L’espoir de résistance vient de l’Union générale des travailleurs tunisiens (Ugtt) face à qui Ennahdha – qui n’a pas réussi à noyauter le bureau national lors des dernières élections – et après l’attaque en règle et concertée d’innombrables locaux de la centrale syndicale par les nervis du parti islamiste, pour éviter le risque de se briser les reins a été acculé samedi à une visite d’apaisement du guide Ghanouchi au siège de la puissante centrale syndicale.
L’autre foyer de résistance est représenté par les composantes du bassin minier même si la majorité des populations du sud est acquise aux islamistes.
Le président Marzouki (que délibérément je ne qualifie pas de provisoire) et le président de l’Assemblée nationale constituante (Anc), Mustapha Ben Jaâfar, font un mauvais calcul s’ils avalent des couleuvres dans l’espoir d’être reconduits après les prochaines élections (on comprend d’ailleurs leur désir de voir la durée de la mandature provisoire s’allonger ad libitum), mais ils auront un tant soit peu eu l’impression, pour satisfaire leur égo sur le retour de l’âge, d’être rentrés dans l’antichambre de l’Histoire.

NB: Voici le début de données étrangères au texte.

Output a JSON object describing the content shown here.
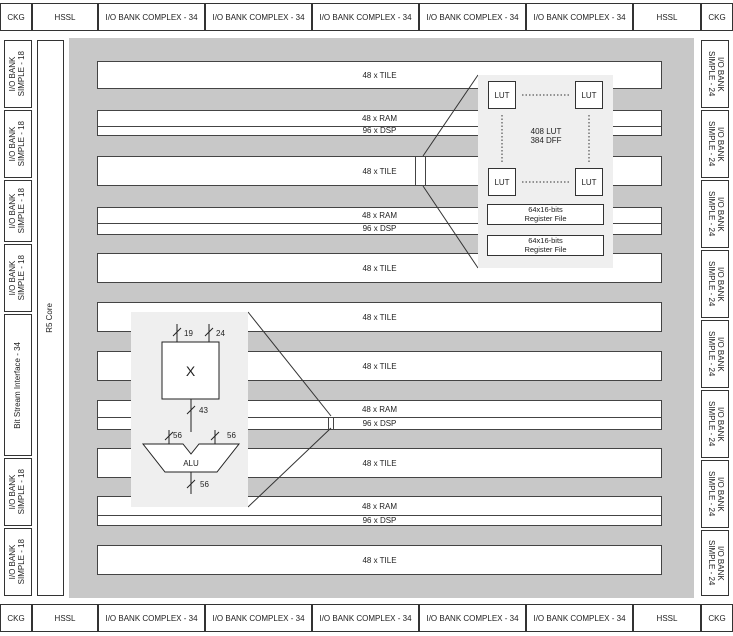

N’en déplaise à ses détracteurs, Habib Bourguiba, qui a pourtant fait du mal à ma région natale de Gafsa et qui a connu des dérives despotiques dénoncées par Ahmed Tlili en 1966 (voir sa ‘‘Lettre ouverte’’) a une stature d’homme d’Etat à laquelle ne peut prétendre aucun des membres actuellement au pouvoir.
Le geste spontané et courageux de Khaoula Rachidi est aussi symbolique que celui de la couturière Rosa Parks devenue une figure emblématique de la lutte contre la ségrégation raciale aux États-Unis après avoir refusé de céder sa place à un passager blanc dans un bus, ce qui lui a valu le surnom de mère du mouvement des droits civiques de la part du Congrès américain.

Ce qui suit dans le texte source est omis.